Members of the 505th CCW bring their expertise directly to operational combat and combat support missions, with members deployed around the world. The 505th CCW traces its origins back to 1947, the same year the U.S. Air Force was founded, with the standup of the 505th Aircraft Control and Warning Group at McChord Field, Wash.

So, what exactly does it mean to command and control?

According to the Department of Defense, command and control is the exercise of authority and direction by a properly designated commander over assigned and attached forces in the accomplishment of the mission.

But, if you ask 505th CCW personnel, that's just the beginning.

"Command and control is ultimately about getting large organizations to move together in a common direction to achieve the commander's vision and operational concept," said Col. David Gaedecke, 505th CCW vice commander. "Even if you have the perfect vision, the perfect commander, and the perfect plan, you'd still need to organize people, processes, and their tools to execute that plan in the face of enemy opposition and the 'fog and friction' of war. When you execute command and control well, you're setting up the entire joint and coalition force for success."

So, what makes the 505th CCW and the C2 field unique?

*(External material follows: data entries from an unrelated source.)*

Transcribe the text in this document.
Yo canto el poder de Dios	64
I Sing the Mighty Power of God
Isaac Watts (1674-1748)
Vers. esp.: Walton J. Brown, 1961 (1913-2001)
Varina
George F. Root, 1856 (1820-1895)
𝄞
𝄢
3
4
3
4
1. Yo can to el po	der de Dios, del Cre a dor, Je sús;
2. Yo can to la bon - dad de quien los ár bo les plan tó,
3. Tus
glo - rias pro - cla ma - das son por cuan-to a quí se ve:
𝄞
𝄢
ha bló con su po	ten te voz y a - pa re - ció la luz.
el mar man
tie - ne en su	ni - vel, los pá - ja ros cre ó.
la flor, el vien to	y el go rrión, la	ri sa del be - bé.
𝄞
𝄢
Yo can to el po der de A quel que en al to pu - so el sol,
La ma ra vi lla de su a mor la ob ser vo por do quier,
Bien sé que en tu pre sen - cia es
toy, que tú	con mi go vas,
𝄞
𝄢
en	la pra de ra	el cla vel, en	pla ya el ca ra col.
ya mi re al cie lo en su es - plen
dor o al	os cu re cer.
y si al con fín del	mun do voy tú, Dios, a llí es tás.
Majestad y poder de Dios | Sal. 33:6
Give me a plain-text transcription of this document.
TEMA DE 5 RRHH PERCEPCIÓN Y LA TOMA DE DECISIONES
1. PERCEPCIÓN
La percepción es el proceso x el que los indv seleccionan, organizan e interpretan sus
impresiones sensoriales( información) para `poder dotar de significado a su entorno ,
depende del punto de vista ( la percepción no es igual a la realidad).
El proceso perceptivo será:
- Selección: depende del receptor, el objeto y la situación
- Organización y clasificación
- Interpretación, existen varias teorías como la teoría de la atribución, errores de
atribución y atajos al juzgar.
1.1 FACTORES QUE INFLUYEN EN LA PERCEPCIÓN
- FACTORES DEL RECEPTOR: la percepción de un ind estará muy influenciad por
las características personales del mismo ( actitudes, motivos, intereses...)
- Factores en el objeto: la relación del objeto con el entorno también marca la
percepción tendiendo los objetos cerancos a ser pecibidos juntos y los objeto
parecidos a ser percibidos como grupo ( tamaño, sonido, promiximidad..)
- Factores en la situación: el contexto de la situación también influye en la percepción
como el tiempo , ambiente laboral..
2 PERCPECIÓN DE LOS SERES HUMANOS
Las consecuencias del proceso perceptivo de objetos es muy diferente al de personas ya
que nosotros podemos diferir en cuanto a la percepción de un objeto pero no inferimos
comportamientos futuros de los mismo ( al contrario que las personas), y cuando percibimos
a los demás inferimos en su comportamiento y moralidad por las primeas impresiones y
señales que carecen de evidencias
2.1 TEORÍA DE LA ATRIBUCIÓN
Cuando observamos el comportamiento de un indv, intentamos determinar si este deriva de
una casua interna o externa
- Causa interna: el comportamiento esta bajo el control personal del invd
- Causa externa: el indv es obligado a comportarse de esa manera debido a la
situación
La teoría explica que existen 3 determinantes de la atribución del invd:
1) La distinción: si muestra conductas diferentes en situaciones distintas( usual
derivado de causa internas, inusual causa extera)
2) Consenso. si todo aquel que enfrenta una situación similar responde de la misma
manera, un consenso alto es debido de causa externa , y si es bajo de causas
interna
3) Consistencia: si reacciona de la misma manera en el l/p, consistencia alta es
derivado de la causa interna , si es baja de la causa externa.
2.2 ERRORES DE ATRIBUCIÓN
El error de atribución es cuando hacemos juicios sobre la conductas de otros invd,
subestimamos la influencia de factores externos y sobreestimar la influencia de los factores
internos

"The impact that the skills we teach and develop has on our warfighting," said Gaedecke. "In C2, you're setting up the entire joint and coalition force for success when you do your job right. When you consider all of the coordination it takes to synchronize forces in five different warfighting domains [maritime, ground, air, space and cyber] all in the same time and place, supporting a coherent strategy, our scope is immense compared to tactical-level warfare. It's truly a tremendous challenge, but it's what we prepare our warfighters for every day, and we do it better than anyone else."